The figure fastened to this cross is that of a squat, rough-hewn, anguished man, browned and weathered from exposure to the elements. Not lovely to behold, not serenely radiant and full of grace. This poor man whose sovereign love and radical peace allowed him no defenses against the bullies hangs executed, simply made to go away, because he refused to back down from the shocking claim of God’s unexplainable favor.
My work takes me to many churches across the country, and I behold and ponder a good number of crucifixes in softly lit sanctuaries. I see Jesus the crucified Christ, depicted as serene, artfully composed, with a sometimes knee-length loin cloth carefully draped by the expert craftsman’s hand. These crucifixes should fill me with peace and consolation. But, discomfortingly, they don’t.

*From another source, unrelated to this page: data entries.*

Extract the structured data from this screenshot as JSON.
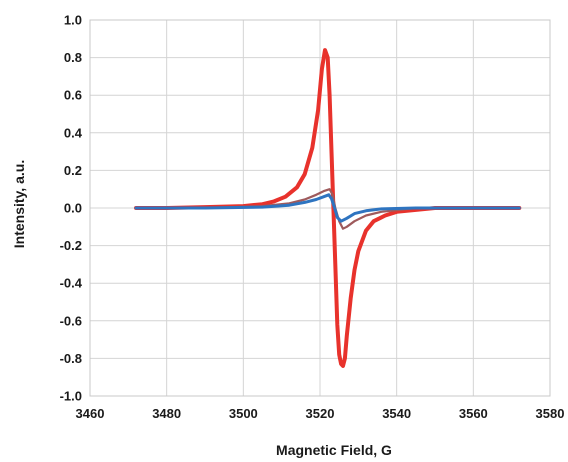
{
  "chart_data": {
    "type": "line",
    "xlabel": "Magnetic Field, G",
    "ylabel": "Intensity, a.u.",
    "xlim": [
      3460,
      3580
    ],
    "ylim": [
      -1.0,
      1.0
    ],
    "x_ticks": [
      "3460",
      "3480",
      "3500",
      "3520",
      "3540",
      "3560",
      "3580"
    ],
    "y_ticks": [
      "1.0",
      "0.8",
      "0.6",
      "0.4",
      "0.2",
      "0.0",
      "-0.2",
      "-0.4",
      "-0.6",
      "-0.8",
      "-1.0"
    ],
    "grid": true,
    "series": [
      {
        "color": "#e8322c",
        "x": [
          3472,
          3480,
          3490,
          3500,
          3505,
          3508,
          3511,
          3514,
          3516,
          3518,
          3519.5,
          3520.5,
          3521.3,
          3522,
          3522.5,
          3523,
          3523.5,
          3524,
          3524.5,
          3525,
          3525.5,
          3526,
          3526.5,
          3527,
          3528,
          3529,
          3530,
          3532,
          3534,
          3537,
          3540,
          3545,
          3550,
          3555,
          3560,
          3565,
          3572
        ],
        "y": [
          0.0,
          0.0,
          0.005,
          0.01,
          0.02,
          0.035,
          0.06,
          0.11,
          0.18,
          0.32,
          0.52,
          0.74,
          0.84,
          0.8,
          0.6,
          0.3,
          0.0,
          -0.3,
          -0.62,
          -0.78,
          -0.83,
          -0.84,
          -0.8,
          -0.68,
          -0.48,
          -0.33,
          -0.23,
          -0.12,
          -0.07,
          -0.04,
          -0.02,
          -0.01,
          0.0,
          0.0,
          0.0,
          0.0,
          0.0
        ]
      },
      {
        "color": "#9e5a5c",
        "x": [
          3472,
          3490,
          3505,
          3512,
          3516,
          3519,
          3521,
          3522.5,
          3523.3,
          3524,
          3525,
          3526,
          3527,
          3529,
          3532,
          3536,
          3545,
          3560,
          3572
        ],
        "y": [
          0.0,
          0.0,
          0.01,
          0.025,
          0.045,
          0.07,
          0.09,
          0.1,
          0.07,
          0.0,
          -0.07,
          -0.11,
          -0.1,
          -0.07,
          -0.04,
          -0.02,
          0.0,
          0.0,
          0.0
        ]
      },
      {
        "color": "#2e74c0",
        "x": [
          3472,
          3490,
          3505,
          3512,
          3516,
          3519,
          3521,
          3522.3,
          3523,
          3523.8,
          3524.5,
          3525.5,
          3527,
          3529,
          3532,
          3536,
          3545,
          3560,
          3572
        ],
        "y": [
          0.0,
          0.0,
          0.005,
          0.015,
          0.03,
          0.045,
          0.06,
          0.07,
          0.05,
          0.0,
          -0.05,
          -0.07,
          -0.055,
          -0.03,
          -0.015,
          -0.005,
          0.0,
          0.0,
          0.0
        ]
      }
    ]
  }
}
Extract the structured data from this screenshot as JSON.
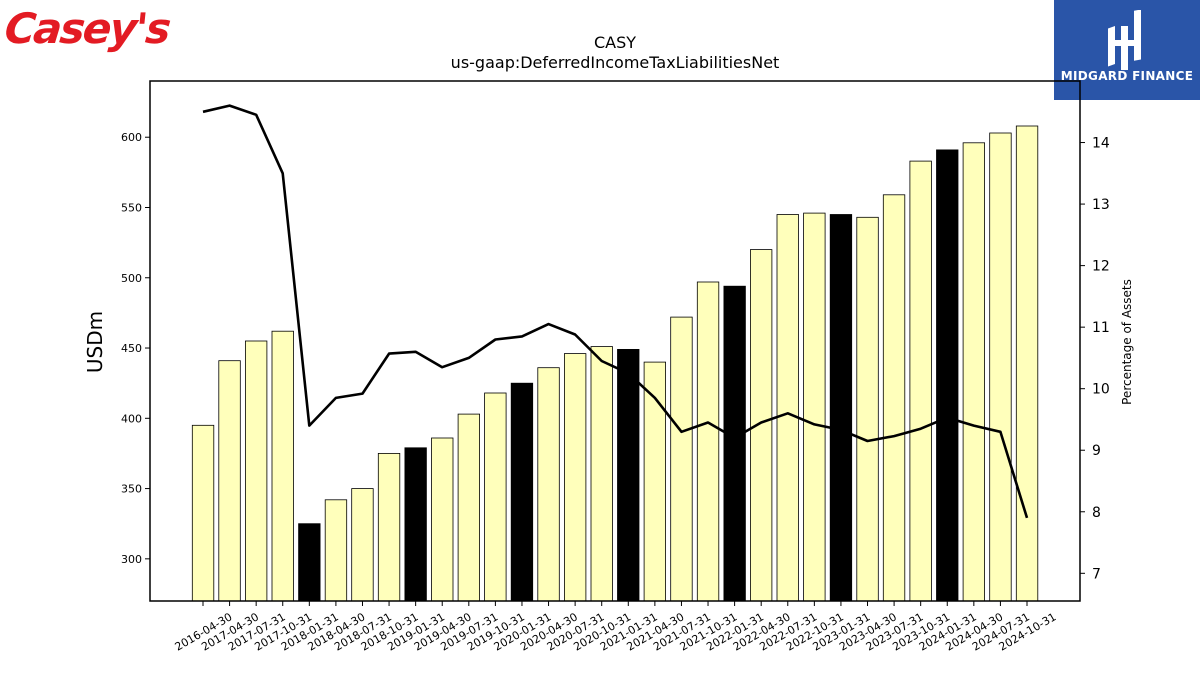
{
  "brand": {
    "left_logo_text": "Casey's",
    "right_logo_text": "MIDGARD FINANCE",
    "left_color": "#e31b23",
    "right_bg": "#2a55a8"
  },
  "chart_data": {
    "type": "bar",
    "title": "CASY",
    "subtitle": "us-gaap:DeferredIncomeTaxLiabilitiesNet",
    "ylabel": "USDm",
    "y2label": "Percentage of Assets",
    "ylim": [
      270,
      640
    ],
    "y2lim": [
      6.55,
      15.0
    ],
    "yticks": [
      300,
      350,
      400,
      450,
      500,
      550,
      600
    ],
    "y2ticks": [
      7,
      8,
      9,
      10,
      11,
      12,
      13,
      14
    ],
    "grid": false,
    "categories": [
      "2016-04-30",
      "2017-04-30",
      "2017-07-31",
      "2017-10-31",
      "2018-01-31",
      "2018-04-30",
      "2018-07-31",
      "2018-10-31",
      "2019-01-31",
      "2019-04-30",
      "2019-07-31",
      "2019-10-31",
      "2020-01-31",
      "2020-04-30",
      "2020-07-31",
      "2020-10-31",
      "2021-01-31",
      "2021-04-30",
      "2021-07-31",
      "2021-10-31",
      "2022-01-31",
      "2022-04-30",
      "2022-07-31",
      "2022-10-31",
      "2023-01-31",
      "2023-04-30",
      "2023-07-31",
      "2023-10-31",
      "2024-01-31",
      "2024-04-30",
      "2024-07-31",
      "2024-10-31"
    ],
    "series": [
      {
        "type": "bar",
        "values": [
          395,
          441,
          455,
          462,
          325,
          342,
          350,
          375,
          379,
          386,
          403,
          418,
          425,
          436,
          446,
          451,
          449,
          440,
          472,
          497,
          494,
          520,
          545,
          546,
          545,
          543,
          559,
          583,
          591,
          596,
          603,
          608
        ],
        "highlight": [
          false,
          false,
          false,
          false,
          true,
          false,
          false,
          false,
          true,
          false,
          false,
          false,
          true,
          false,
          false,
          false,
          true,
          false,
          false,
          false,
          true,
          false,
          false,
          false,
          true,
          false,
          false,
          false,
          true,
          false,
          false,
          false
        ],
        "color": "#ffffbb",
        "highlight_color": "#000000"
      },
      {
        "type": "line",
        "axis": "right",
        "values": [
          14.5,
          14.6,
          14.45,
          13.5,
          9.4,
          9.85,
          9.92,
          10.57,
          10.6,
          10.35,
          10.5,
          10.8,
          10.85,
          11.05,
          10.88,
          10.45,
          10.25,
          9.85,
          9.3,
          9.45,
          9.2,
          9.45,
          9.6,
          9.42,
          9.33,
          9.15,
          9.23,
          9.35,
          9.53,
          9.4,
          9.3,
          7.9
        ],
        "color": "#000000"
      }
    ]
  }
}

In fact, these beautiful crucifixes seem to rob me of the deeper truth I hunger for, the deeper truth of Jesus’ mission, the deeper truth of the humanity which the Lord himself and I both share. It is a complex humanity, in which truth and goodness, divine beauty and compassion, are constantly taunted and bullied, buffeted and shoved.
Even the dignity of the artfully draped loin cloth is a lie. Jesus was afforded no such dignity, no loin cloth to preserve that last shred of his humanity.
Jesus did not run from the taunts and the buffeting. Rather, he stood firm in knowing who he was. For him, abiding in his Father’s love expressed the inviolable relationship which shaped the core of his being. Even when he was confronted by the ugly mob armed with clubs and swords, even when they hurled spit and insults in his face, he did not cave. That toughness of spirit, which had been one hallmark of his public life, was the necessary girding for the real initiation into radical trust in his Father which he was about to undergo.
Jesus refused to be shoved off center. There were certain conversations he simply refused to have. As I sit before the crucifix in this quiet abbey church I look up into the face of this man who paid the ultimate price for refusing to deny the core truth of his humanity: being a seemingly ordinary man who addressed God as Abba, as Father. A seemingly ordinary man who knew that he was the Beloved Son.
Instinctively I understand my own seemingly ordinary life, yet I know deeply that I am invited, urged, by the Lord himself to also address God as Abba, as Father. When Jesus invited his followers into special kinship with the Father, he passed on to us the fiery truth that we too now are beloved sons and daughters of God. We too must undergo our own initiation into radical trust in the Father.
I have known since childhood that Jesus died for my sins. But there is a more uncomfortable truth enfleshed in this figure before me. The crucified Christ is showing me how faithfulness is actually done, what it looks like, what real faithfulness actually demands. A hundred times a week he offers me opportunities to rehearse the moves and to undergo my own initiation into mature faith. It is my vocational challenge.
The sobering challenge of the cross is to move from “He died for me” to “As he remained steadfast in the Father’s love, so I also must do.” This sobering challenge is the difference between “spiritual life as a spectator sport” and putting total skin in the game.